Wednesday, February 13, 2013

"The Queen's Vow," by C.W. Gortner

In "The Queen's Vow," author C.W. Gortner fleshes out the dramatic timeline of Castilian monarch Isabella, who consolidated the Spanish cantons under one crown and then opened that nation up to the great unknown beyond its peninsular horizons.


"The Queen's Vow," is told in the first person, Isabella's person. The character fashioned here is of an even temperament, goosed hither and thither by Catholicism, to which she owes her place on the Castilian throne.

The story joins the young infanta's life in her teens. She is not the first in line of royal succession. That's an honor that falls to Isabella's younger brother, Alfonso. Meantime, the Kingdom of Castile is in decline, ruled by her decadent and indecisive half-sibling, Enrique.

Athough this story is one foretold, there's no point in spoiling it for those who don't know the deeper history, which we can assume are legion.

Suffice it to say, all's not well in the kingdom and through untimely death, murder, and palace intrigue, Isabella ends up atop the heap, together with her husband, Fernando, who is a prince out of neighboring Aragon.

The novel tracks her personal development as well as the couple’s progress, the in-house debates on dealing with marauding Portuguese, shifty Moorish infidels, nettlesome grandees, and their grand plans for the fledgling kingdom, to which their marriage has annexed Aragon.


Gortner barely tips his hat to locality when it comes to the prose here. There’s no effort at a language play that captures Spanish speech patters, deepens the native ambience, or gives greater relief to time and place. Isabella talks and thinks like your college English professor, or better.

Of course, some kind of concocted literary voice generates a reader’s task of getting used to, or getting over, what is being proposed.


This way, done straight-up, we can get on with things and Gortner can attribute the most lucid of thoughts and reasons behind Isabella’s actions, without having to shoehorn them into an idiomatic straight-jacket.

History can hamstring an author.
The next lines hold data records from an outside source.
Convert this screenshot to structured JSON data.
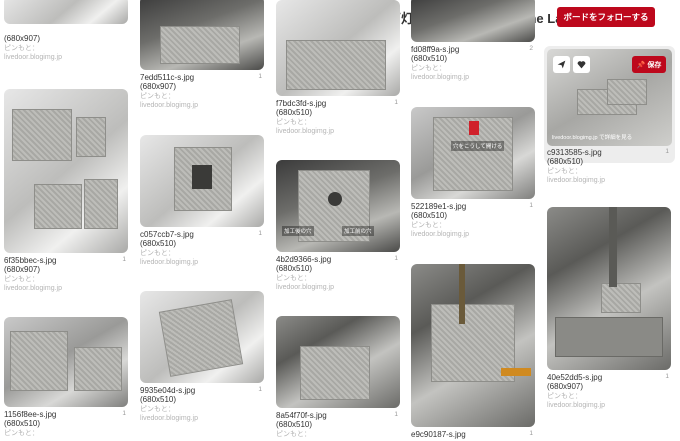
{
  "header": {
    "title": "石灯籠 ishidourou \"Stone Lante",
    "follow_label": "ボードをフォローする"
  },
  "hover": {
    "save_label": "保存",
    "visit_label": "livedoor.blogimg.jp で詳細を見る"
  },
  "pins": [
    {
      "file": "",
      "dims": "(680x907)",
      "from": "ピンもと：",
      "source": "livedoor.blogimg.jp",
      "repins": ""
    },
    {
      "file": "6f35bbec-s.jpg",
      "dims": "(680x907)",
      "from": "ピンもと：",
      "source": "livedoor.blogimg.jp",
      "repins": "1"
    },
    {
      "file": "1156f8ee-s.jpg",
      "dims": "(680x510)",
      "from": "ピンもと：",
      "source": "",
      "repins": "1"
    },
    {
      "file": "7edd511c-s.jpg",
      "dims": "(680x907)",
      "from": "ピンもと：",
      "source": "livedoor.blogimg.jp",
      "repins": "1"
    },
    {
      "file": "c057ccb7-s.jpg",
      "dims": "(680x510)",
      "from": "ピンもと：",
      "source": "livedoor.blogimg.jp",
      "repins": "1"
    },
    {
      "file": "9935e04d-s.jpg",
      "dims": "(680x510)",
      "from": "ピンもと：",
      "source": "livedoor.blogimg.jp",
      "repins": "1"
    },
    {
      "file": "f7bdc3fd-s.jpg",
      "dims": "(680x510)",
      "from": "ピンもと：",
      "source": "livedoor.blogimg.jp",
      "repins": "1"
    },
    {
      "file": "4b2d9366-s.jpg",
      "dims": "(680x510)",
      "from": "ピンもと：",
      "source": "livedoor.blogimg.jp",
      "repins": "1"
    },
    {
      "file": "8a54f70f-s.jpg",
      "dims": "(680x510)",
      "from": "ピンもと：",
      "source": "",
      "repins": "1"
    },
    {
      "file": "fd08ff9a-s.jpg",
      "dims": "(680x510)",
      "from": "ピンもと：",
      "source": "livedoor.blogimg.jp",
      "repins": "2"
    },
    {
      "file": "522189e1-s.jpg",
      "dims": "(680x510)",
      "from": "ピンもと：",
      "source": "livedoor.blogimg.jp",
      "repins": "1"
    },
    {
      "file": "e9c90187-s.jpg",
      "dims": "",
      "from": "",
      "source": "",
      "repins": "1"
    },
    {
      "file": "c9313585-s.jpg",
      "dims": "(680x510)",
      "from": "ピンもと：",
      "source": "livedoor.blogimg.jp",
      "repins": "1"
    },
    {
      "file": "40e52dd5-s.jpg",
      "dims": "(680x907)",
      "from": "ピンもと：",
      "source": "livedoor.blogimg.jp",
      "repins": "1"
    }
  ],
  "overlays": {
    "mid_left": "加工後の穴",
    "mid_right": "加工前の穴",
    "arrow_text": "穴をこうして開ける"
  }
}
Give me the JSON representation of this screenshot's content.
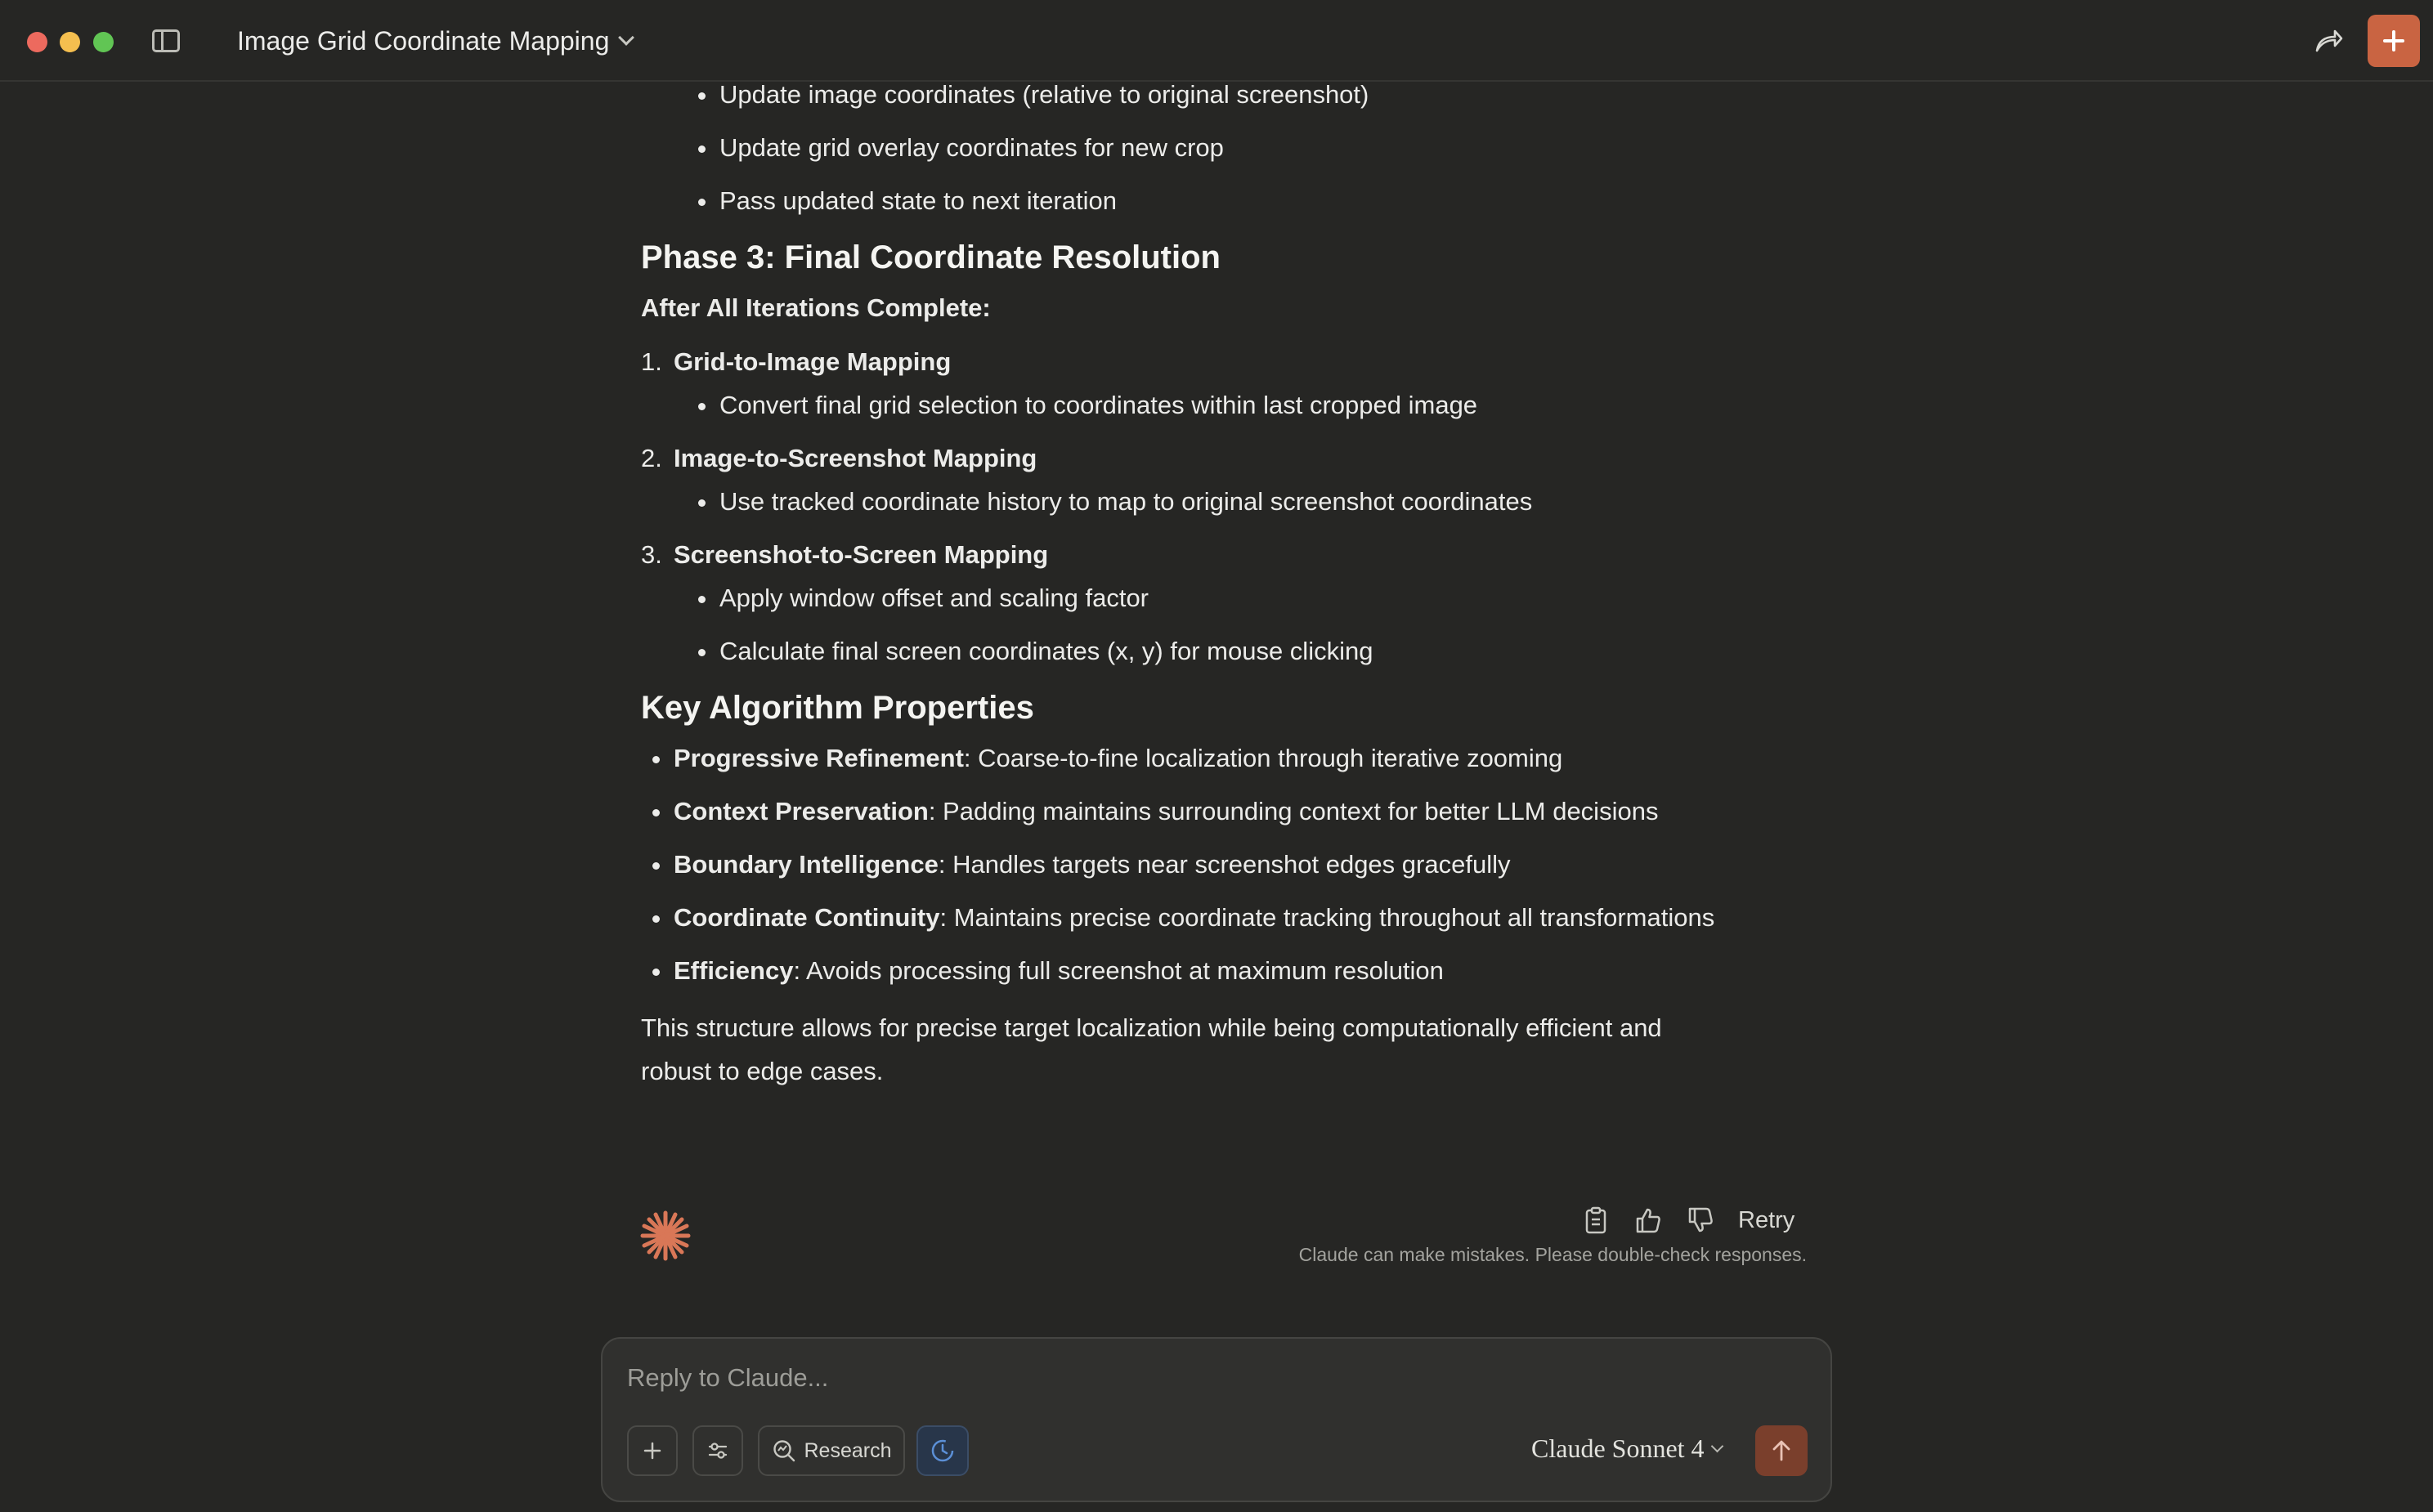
{
  "window": {
    "title": "Image Grid Coordinate Mapping"
  },
  "message": {
    "top_bullets": [
      "Update image coordinates (relative to original screenshot)",
      "Update grid overlay coordinates for new crop",
      "Pass updated state to next iteration"
    ],
    "phase3": {
      "heading": "Phase 3: Final Coordinate Resolution",
      "subheading": "After All Iterations Complete:",
      "steps": [
        {
          "number": "1.",
          "title": "Grid-to-Image Mapping",
          "bullets": [
            "Convert final grid selection to coordinates within last cropped image"
          ]
        },
        {
          "number": "2.",
          "title": "Image-to-Screenshot Mapping",
          "bullets": [
            "Use tracked coordinate history to map to original screenshot coordinates"
          ]
        },
        {
          "number": "3.",
          "title": "Screenshot-to-Screen Mapping",
          "bullets": [
            "Apply window offset and scaling factor",
            "Calculate final screen coordinates (x, y) for mouse clicking"
          ]
        }
      ]
    },
    "properties": {
      "heading": "Key Algorithm Properties",
      "items": [
        {
          "term": "Progressive Refinement",
          "desc": ": Coarse-to-fine localization through iterative zooming"
        },
        {
          "term": "Context Preservation",
          "desc": ": Padding maintains surrounding context for better LLM decisions"
        },
        {
          "term": "Boundary Intelligence",
          "desc": ": Handles targets near screenshot edges gracefully"
        },
        {
          "term": "Coordinate Continuity",
          "desc": ": Maintains precise coordinate tracking throughout all transformations"
        },
        {
          "term": "Efficiency",
          "desc": ": Avoids processing full screenshot at maximum resolution"
        }
      ]
    },
    "conclusion": "This structure allows for precise target localization while being computationally efficient and robust to edge cases."
  },
  "actions": {
    "retry_label": "Retry",
    "icons": [
      "copy-icon",
      "thumbs-up-icon",
      "thumbs-down-icon"
    ]
  },
  "disclaimer": "Claude can make mistakes. Please double-check responses.",
  "composer": {
    "placeholder": "Reply to Claude...",
    "research_label": "Research",
    "model": "Claude Sonnet 4"
  },
  "colors": {
    "background": "#262624",
    "accent": "#c96442",
    "text": "#ececea",
    "muted": "#a3a39e"
  }
}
One of the liveliest characters at the outset is the infanta’s lady-at-court, Beatriz de Bobadilla. Unfortunately, in real life, Beatriz got married and left Isabella’s side for considerable periods.

In a confection, she’d be there by the Queen’s side, through thick and thin, developing as a person along with the story, which would have benefited. But that’s not what happened and Gortner must tow the historian’s line where Beatriz and others are concerned.

After Isabella and her husband, the strongest characters are those who alternately opposed or supported the young couple’s rise to power. Gortner’s crafting of the lamentable Enrique, the shifty archbishop Carrillo, the evil courtier Villena, and the ascetic inquisitionist Torquemada are his most forceful depictions.

The author appeared to take special pleasure in staging a first meeting between a certain “Genovese navigator,” with a plan to sail off the end of the earth, and the queen. It’s a scene that demonstrates how even cold, hard, battle-tempered rulers can be seduced by one’s confidence, carriage, and ability to flatter.

Gortner composed an “Author’s Afterward” in which he analyzes the queen’s good (ending corruption in Castile, hiring Columbus, opening universities to women) with her bad (ordering the conversion or expulsion of all Jews, a generally martial approach to governance) and attempts to justify the politics of a woman who lived, you know, six centuries ago.

No need.

His text handles, beautifully, the contradictions the queen wrestled with, the weight of being a woman in a very masculine world, the persecution of those who supported and financed her triumphs, and her blind acceptance of Spanish Catholicism’s dictates.

She is a woman who talks often about her clothes, (“my water broke, splashing a torrent over my embroidered red leather slippers“), and wrestles with the infidelities of her warrior husband.

She is human here and, one suspects, the queen herself would be pleased.